Label propagation: predictions before context has burned in

vadimkantorov opened this issue 3 years ago · comments

@ajabri Could you please explain how results are filled for first n_context = 20 frames? Are they copied from ground truth? The paper suggests that the ground truth is only used for the 1st frame, but I can't find where predictions for 2nd-20th frames are filled in. Are they filled in as background?

From what I could see, predictions affect lbls only after n_context frames https://github.com/ajabri/videowalk/blob/0834ff9/code/test.py#L144-L148:

if t > 0:
    lbls[t + n_context] = pred
else:
    pred = lbls[0]
    lbls[t + n_context] = pred

For DAVIS evaluation, the frames are saved at index t and not t + n_context https://github.com/ajabri/videowalk/blob/0834ff9/code/test.py#L168:

outpath = os.path.join(args.save_path, str(vid_idx) + '_' + str(t))

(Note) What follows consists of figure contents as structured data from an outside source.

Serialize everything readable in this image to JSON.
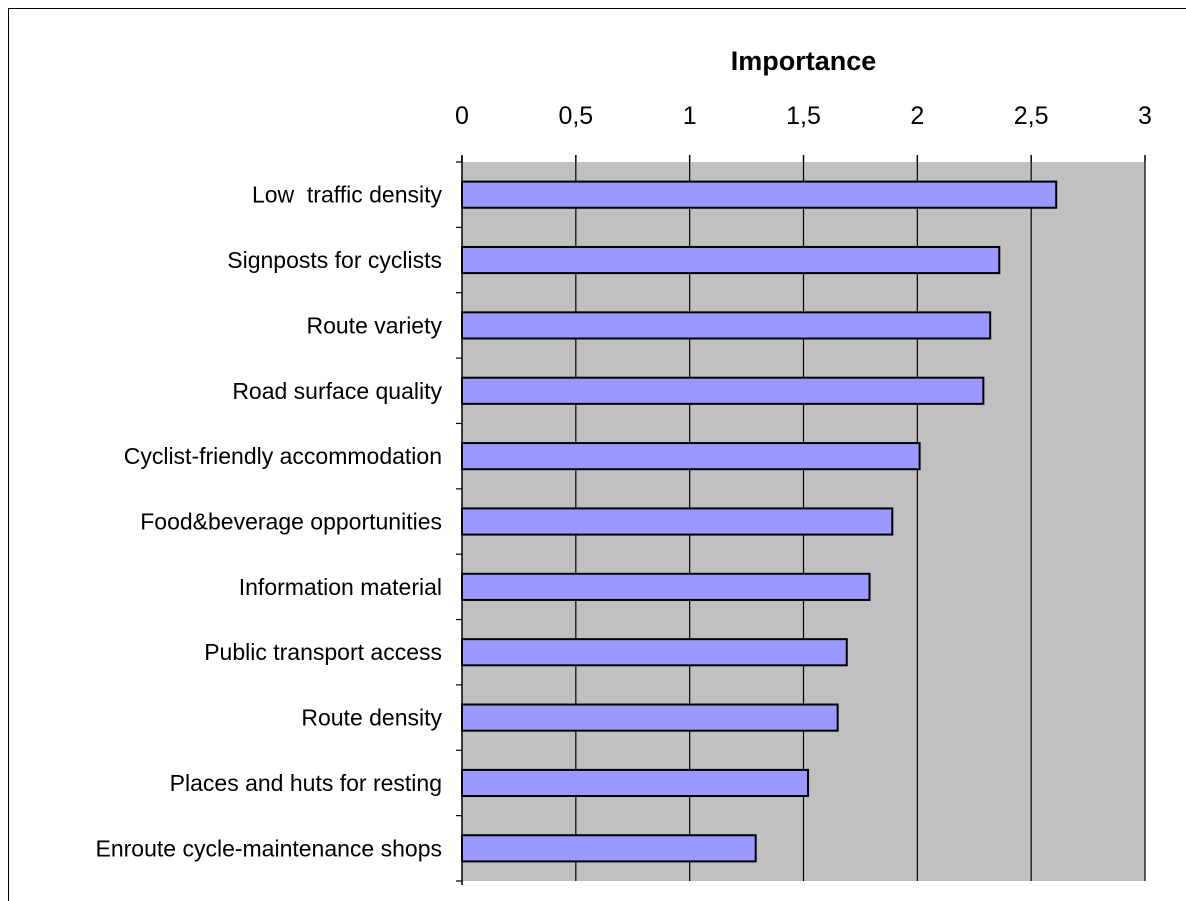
{
  "chart_data": {
    "type": "bar",
    "orientation": "horizontal",
    "title": "",
    "xlabel": "Importance",
    "ylabel": "",
    "xlim": [
      0,
      3
    ],
    "x_ticks": [
      "0",
      "0,5",
      "1",
      "1,5",
      "2",
      "2,5",
      "3"
    ],
    "x_tick_values": [
      0,
      0.5,
      1,
      1.5,
      2,
      2.5,
      3
    ],
    "x_axis_position": "top",
    "grid": true,
    "legend": "none",
    "categories": [
      "Low  traffic density",
      "Signposts for cyclists",
      "Route variety",
      "Road surface quality",
      "Cyclist-friendly accommodation",
      "Food&beverage opportunities",
      "Information material",
      "Public transport access",
      "Route density",
      "Places and huts for resting",
      "Enroute cycle-maintenance shops"
    ],
    "values": [
      2.61,
      2.36,
      2.32,
      2.29,
      2.01,
      1.89,
      1.79,
      1.69,
      1.65,
      1.52,
      1.29
    ]
  },
  "colors": {
    "plot_background": "#c0c0c0",
    "bar_fill": "#9999ff",
    "bar_stroke": "#000000",
    "gridline": "#000000"
  }
}
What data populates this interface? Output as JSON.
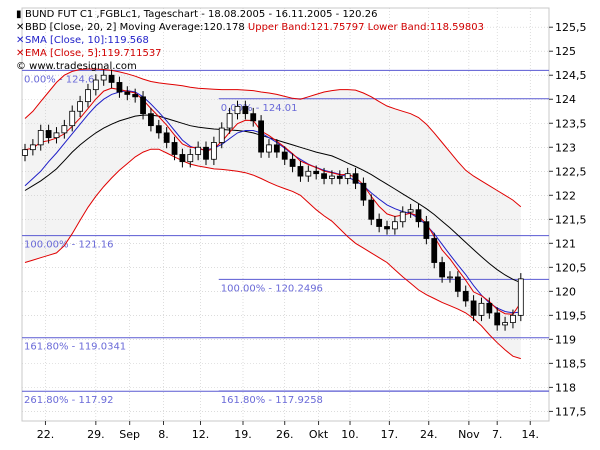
{
  "header": {
    "line1": "BUND FUT C1 ,FGBLc1, Tageschart - 18.08.2005 - 16.11.2005 - 120.26",
    "bb_label": "BBD [Close, 20, 2] Moving Average:120.178",
    "bb_upper": "Upper Band:121.75797",
    "bb_lower": "Lower Band:118.59803",
    "sma_label": "SMA [Close, 10]:119.568",
    "ema_label": "EMA [Close, 5]:119.711537",
    "website": "© www.tradesignal.com"
  },
  "colors": {
    "candle": "#000000",
    "ma20": "#000000",
    "bands": "#e00000",
    "sma": "#1f1fc8",
    "ema": "#e00000",
    "fib_line": "#5a5ad2",
    "fib_text": "#6a6ad8",
    "grid": "#c8c8c8",
    "band_fill": "#f3f3f3"
  },
  "chart_data": {
    "type": "candlestick",
    "x_tick_labels": [
      "22.",
      "29.",
      "Sep",
      "8.",
      "12.",
      "19.",
      "26.",
      "Okt",
      "10.",
      "17.",
      "24.",
      "Nov",
      "7.",
      "14."
    ],
    "y_tick_labels": [
      "125,5",
      "125",
      "124,5",
      "124",
      "123,5",
      "123",
      "122,5",
      "122",
      "121,5",
      "121",
      "120,5",
      "120",
      "119,5",
      "119",
      "118,5",
      "118",
      "117,5"
    ],
    "ylim": [
      117.3,
      125.9
    ],
    "num_bars": 64,
    "fibonacci": [
      {
        "label": "0.00% - 124.6",
        "value": 124.6,
        "from_bar": 0
      },
      {
        "label": "100.00% - 121.16",
        "value": 121.16,
        "from_bar": 0
      },
      {
        "label": "161.80% - 119.0341",
        "value": 119.0341,
        "from_bar": 0
      },
      {
        "label": "261.80% - 117.92",
        "value": 117.92,
        "from_bar": 0
      },
      {
        "label": "0.00% - 124.01",
        "value": 124.01,
        "from_bar": 25
      },
      {
        "label": "100.00% - 120.2496",
        "value": 120.2496,
        "from_bar": 25
      },
      {
        "label": "161.80% - 117.9258",
        "value": 117.9258,
        "from_bar": 25
      }
    ],
    "close": [
      122.95,
      123.05,
      123.35,
      123.2,
      123.3,
      123.45,
      123.75,
      123.95,
      124.2,
      124.4,
      124.5,
      124.35,
      124.15,
      124.1,
      124.05,
      123.7,
      123.45,
      123.3,
      123.1,
      122.85,
      122.7,
      122.85,
      123.0,
      122.75,
      123.1,
      123.4,
      123.7,
      123.85,
      123.7,
      123.55,
      122.9,
      123.05,
      122.9,
      122.75,
      122.6,
      122.4,
      122.5,
      122.45,
      122.35,
      122.4,
      122.35,
      122.45,
      122.25,
      121.9,
      121.5,
      121.35,
      121.3,
      121.45,
      121.65,
      121.7,
      121.45,
      121.1,
      120.6,
      120.3,
      120.3,
      120.0,
      119.8,
      119.5,
      119.75,
      119.55,
      119.3,
      119.35,
      119.5,
      120.26
    ],
    "ma20": [
      122.1,
      122.2,
      122.3,
      122.42,
      122.55,
      122.72,
      122.9,
      123.05,
      123.18,
      123.3,
      123.4,
      123.48,
      123.55,
      123.6,
      123.65,
      123.67,
      123.67,
      123.65,
      123.6,
      123.55,
      123.5,
      123.45,
      123.42,
      123.4,
      123.38,
      123.37,
      123.36,
      123.35,
      123.33,
      123.3,
      123.25,
      123.2,
      123.15,
      123.1,
      123.05,
      123.0,
      122.95,
      122.9,
      122.86,
      122.82,
      122.75,
      122.67,
      122.6,
      122.52,
      122.43,
      122.33,
      122.23,
      122.13,
      122.03,
      121.93,
      121.83,
      121.72,
      121.6,
      121.46,
      121.32,
      121.17,
      121.02,
      120.87,
      120.72,
      120.58,
      120.45,
      120.34,
      120.25,
      120.18
    ],
    "upper_band": [
      123.6,
      123.75,
      123.95,
      124.15,
      124.35,
      124.5,
      124.58,
      124.62,
      124.63,
      124.63,
      124.62,
      124.6,
      124.57,
      124.53,
      124.48,
      124.42,
      124.37,
      124.34,
      124.32,
      124.3,
      124.28,
      124.25,
      124.23,
      124.22,
      124.21,
      124.2,
      124.2,
      124.2,
      124.19,
      124.18,
      124.15,
      124.13,
      124.1,
      124.06,
      124.02,
      124.0,
      124.05,
      124.1,
      124.15,
      124.18,
      124.2,
      124.2,
      124.19,
      124.13,
      124.05,
      123.95,
      123.86,
      123.8,
      123.75,
      123.7,
      123.62,
      123.48,
      123.3,
      123.1,
      122.9,
      122.7,
      122.52,
      122.4,
      122.3,
      122.2,
      122.1,
      122.0,
      121.9,
      121.76
    ],
    "lower_band": [
      120.6,
      120.65,
      120.7,
      120.75,
      120.8,
      120.95,
      121.2,
      121.48,
      121.75,
      121.98,
      122.18,
      122.36,
      122.52,
      122.66,
      122.8,
      122.9,
      122.96,
      122.96,
      122.88,
      122.8,
      122.72,
      122.65,
      122.61,
      122.58,
      122.55,
      122.54,
      122.52,
      122.5,
      122.47,
      122.42,
      122.35,
      122.27,
      122.2,
      122.14,
      122.08,
      122.0,
      121.85,
      121.7,
      121.57,
      121.46,
      121.3,
      121.14,
      121.0,
      120.9,
      120.8,
      120.7,
      120.6,
      120.45,
      120.3,
      120.17,
      120.03,
      119.93,
      119.85,
      119.77,
      119.7,
      119.63,
      119.55,
      119.43,
      119.28,
      119.1,
      118.93,
      118.78,
      118.65,
      118.6
    ],
    "sma10": [
      122.2,
      122.35,
      122.5,
      122.7,
      122.88,
      123.08,
      123.28,
      123.48,
      123.68,
      123.86,
      124.0,
      124.1,
      124.15,
      124.18,
      124.15,
      124.05,
      123.9,
      123.73,
      123.55,
      123.35,
      123.15,
      123.02,
      122.96,
      122.95,
      122.98,
      123.06,
      123.18,
      123.3,
      123.35,
      123.35,
      123.3,
      123.2,
      123.1,
      122.98,
      122.85,
      122.75,
      122.65,
      122.58,
      122.52,
      122.48,
      122.44,
      122.38,
      122.3,
      122.2,
      122.05,
      121.92,
      121.8,
      121.72,
      121.66,
      121.62,
      121.52,
      121.38,
      121.2,
      120.98,
      120.76,
      120.55,
      120.35,
      120.12,
      119.92,
      119.76,
      119.65,
      119.58,
      119.55,
      119.57
    ]
  }
}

Are these 2nd-20th frames included in error metric evaluation? and what prections are used for these frames?

Thanks, @ajabri !

A. Jabri commented 3 years ago

Yes

A. Jabri · Answer 1 · Sat Jan 30 2021 06:21:48 GMT+0800 (China Standard Time)

Hi @vadimkantorov, thanks for the question. Sorry the code is a bit confusing.

lbsl should have T + n_context label maps. The first n_context are the first frame's labels, copied. This is just to make the implementation simpler. As we propagate labels, we put the predicted label maps back into lbls, to satisfy the recurrence.

Only the last T label maps are dumped to file. So whereas the file path is saved at index t, the data that is dumped, named pred, is actually lbls[t + n_context].

Does this make sense?

Vadim Kantorov · Answer 2 · Sat Jan 30 2021 06:41:57 GMT+0800 (China Standard Time)

Ah, I see! So VOSDataset would insert the first frame copied 20 times in the queue, right?